Risch, an attorney whose undergraduate degree from the University of Idaho is in forestry, said, “It’s actually something I know a little bit about. … I’m on the Energy and Natural Resources Committee, in fact I’m the third-senior member of that committee. I get this. We’ve done lots of things.” He touted long-sought, bipartisan legislation to end the practice of “borrowing” from land management agencies’ regular land-management budgets to cover wildfire costs, in favor of covering those costs like other national disasters.

“We spent years to get that through, and it wasn’t a fight between Republicans and Democrats, it was a fight between the East Coast vs. West Coast,” he said. “It was a hard-fought effort, believe me.”

Jordan said, “I worked hard for many years both in government and in the private sector to protect not only our public lands but working toward proper management of our forests and protecting our national resources in Idaho. … Having been raised on our land, I recognize how incredibly important it is to remain connected to it. We definitely need leaders who respect our land and who are willing to combat corporate greed in order to address climate change.”

Fleming said, “Obviously we need to look at selective logging and grazing,” and said the federal government has shown “terrible fire management.”


Asked about immigration policy priorities, Risch said, “This country desperately needs to resolve this immigration question. It is really unfortunate that it’s political.” He said he was “all in” about a year ago on a compromise that would have traded protection for so-called “dreamers,” immigrants who were brought to this country undocumented while they were small children, in exchange for stepped-up border security, but it didn’t happen.

“I support legal immigration — this country was built on it,” he said.

Jordan said, “As someone very familiar with the Latino population, we have a long ways to go when it comes to immigration.” She called for a “bipartisan approach to comprehensive immigration reform, so we can improve and expedite legal immigration while beefing up security at entry points.” She added, “There are many immigrants who abide by our laws and contribute to our economy, and we need to create an efficient pathway to citizenship.”

Fleming said, “I do not see immigrants as a threat to American when done right,” and said in her view, the current system is bogged down in red tape. “We need to have a navigable system and right now it is very un-navigable,” she said.
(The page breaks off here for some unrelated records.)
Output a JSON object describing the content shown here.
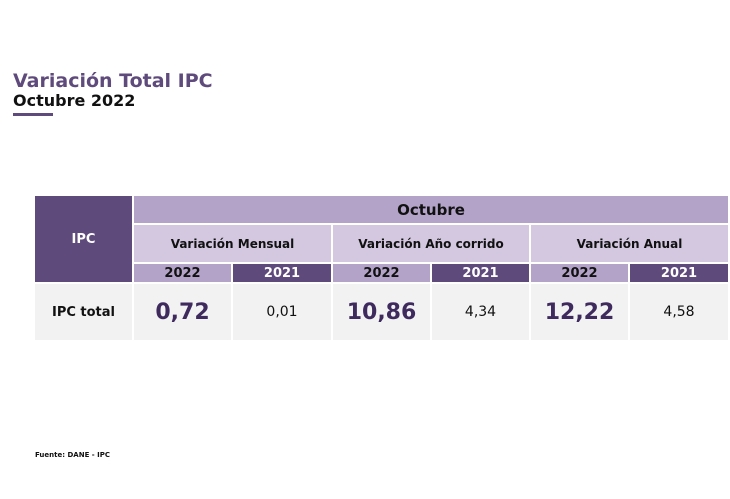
{
  "header": {
    "title": "Variación Total IPC",
    "subtitle": "Octubre 2022",
    "accent_color": "#5f4a7c"
  },
  "table": {
    "corner_label": "IPC",
    "month_label": "Octubre",
    "groups": [
      {
        "label": "Variación Mensual",
        "year_a": "2022",
        "year_b": "2021",
        "value_a": "0,72",
        "value_b": "0,01"
      },
      {
        "label": "Variación Año corrido",
        "year_a": "2022",
        "year_b": "2021",
        "value_a": "10,86",
        "value_b": "4,34"
      },
      {
        "label": "Variación Anual",
        "year_a": "2022",
        "year_b": "2021",
        "value_a": "12,22",
        "value_b": "4,58"
      }
    ],
    "row_label": "IPC total",
    "colors": {
      "dark_purple": "#5f4a7c",
      "mid_purple": "#b3a3c9",
      "light_purple": "#d3c8e0",
      "row_bg": "#f2f2f2"
    }
  },
  "footer": {
    "source": "Fuente: DANE - IPC"
  }
}
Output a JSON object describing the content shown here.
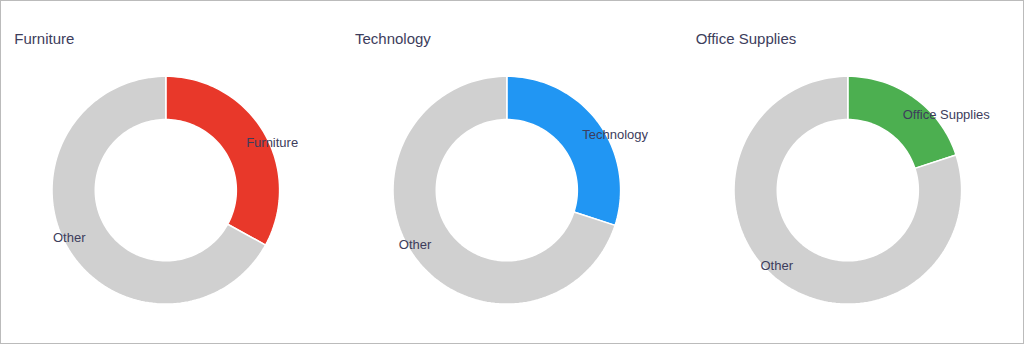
{
  "chart_data": [
    {
      "type": "pie",
      "title": "Furniture",
      "categories": [
        "Furniture",
        "Other"
      ],
      "values": [
        33,
        67
      ],
      "colors": [
        "#E8382A",
        "#D0D0D0"
      ]
    },
    {
      "type": "pie",
      "title": "Technology",
      "categories": [
        "Technology",
        "Other"
      ],
      "values": [
        30,
        70
      ],
      "colors": [
        "#2196F3",
        "#D0D0D0"
      ]
    },
    {
      "type": "pie",
      "title": "Office Supplies",
      "categories": [
        "Office Supplies",
        "Other"
      ],
      "values": [
        20,
        80
      ],
      "colors": [
        "#4CAF50",
        "#D0D0D0"
      ]
    }
  ]
}
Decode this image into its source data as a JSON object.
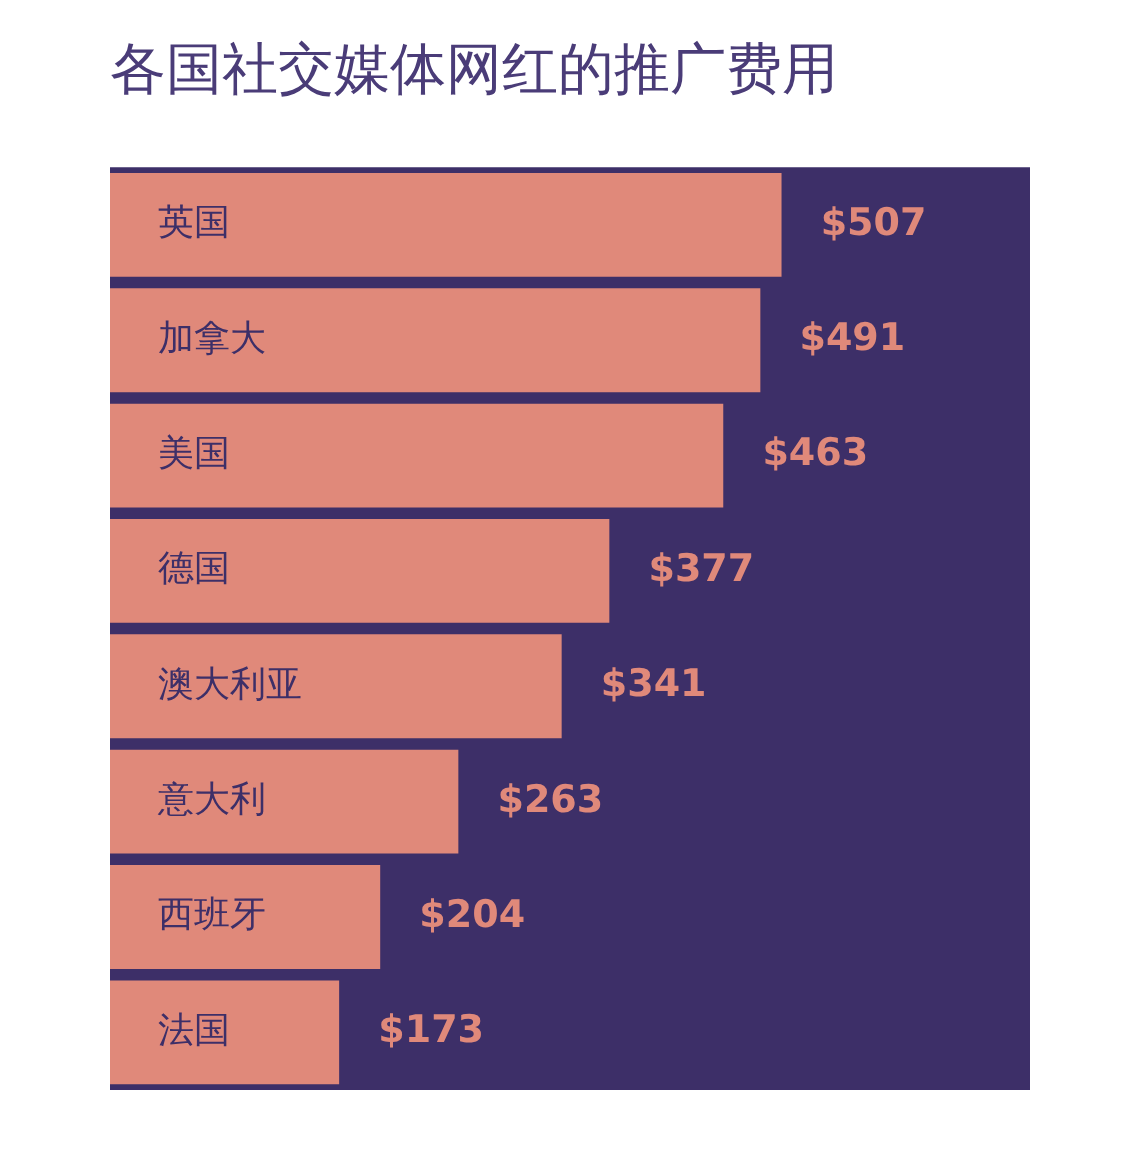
{
  "chart_data": {
    "type": "bar",
    "orientation": "horizontal",
    "title": "各国社交媒体网红的推广费用",
    "categories": [
      "英国",
      "加拿大",
      "美国",
      "德国",
      "澳大利亚",
      "意大利",
      "西班牙",
      "法国"
    ],
    "values": [
      507,
      491,
      463,
      377,
      341,
      263,
      204,
      173
    ],
    "value_labels": [
      "$507",
      "$491",
      "$463",
      "$377",
      "$341",
      "$263",
      "$204",
      "$173"
    ],
    "color": "#e0897a"
  }
}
Fleming said, “The divisions are ridiculous. I feel like both parties are working hard to demonize the other side and provoking everyone against each other. … The super PACs since Citizens United have created massive fundraising issues that every American is concerned about.”

Jordan said, “For me, I’ve always practiced my line of thinking because of the ancestry that I come from. Working with both sides of the aisle is very easy, very common for me. I know that the future of this country is going to be very reliant on independent-minded thinkers like myself.”
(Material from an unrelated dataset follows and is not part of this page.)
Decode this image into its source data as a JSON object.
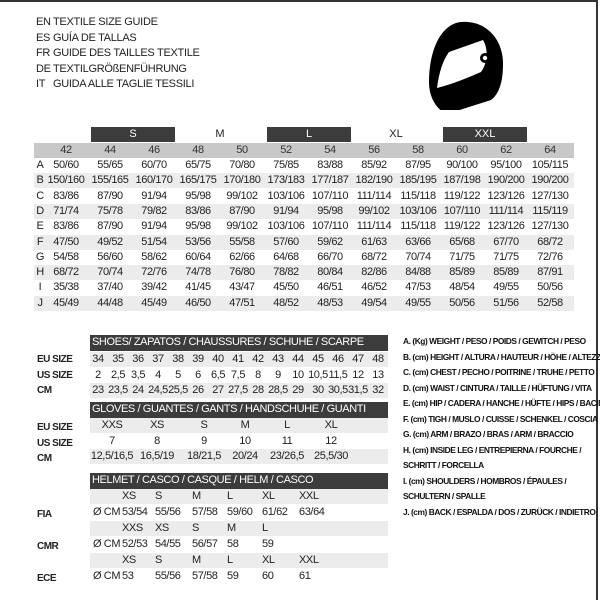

Risch said it’s a “pretty big order” to increase the American people’s trust in Congress. “I try to treat everybody with kindness,” he said. “You won’t hear me out there beating the drum about this hateful and vitriolic speech about the opponent or the other side.”

At the close of the program, moderator Melissa Davlin of Idaho Public Television told viewers, “This wasn’t a traditional debate and I always wish we had more time to get to other topics, but I hope you feel more informed about your choices, and I encourage you to vote on or before Nov. 3.”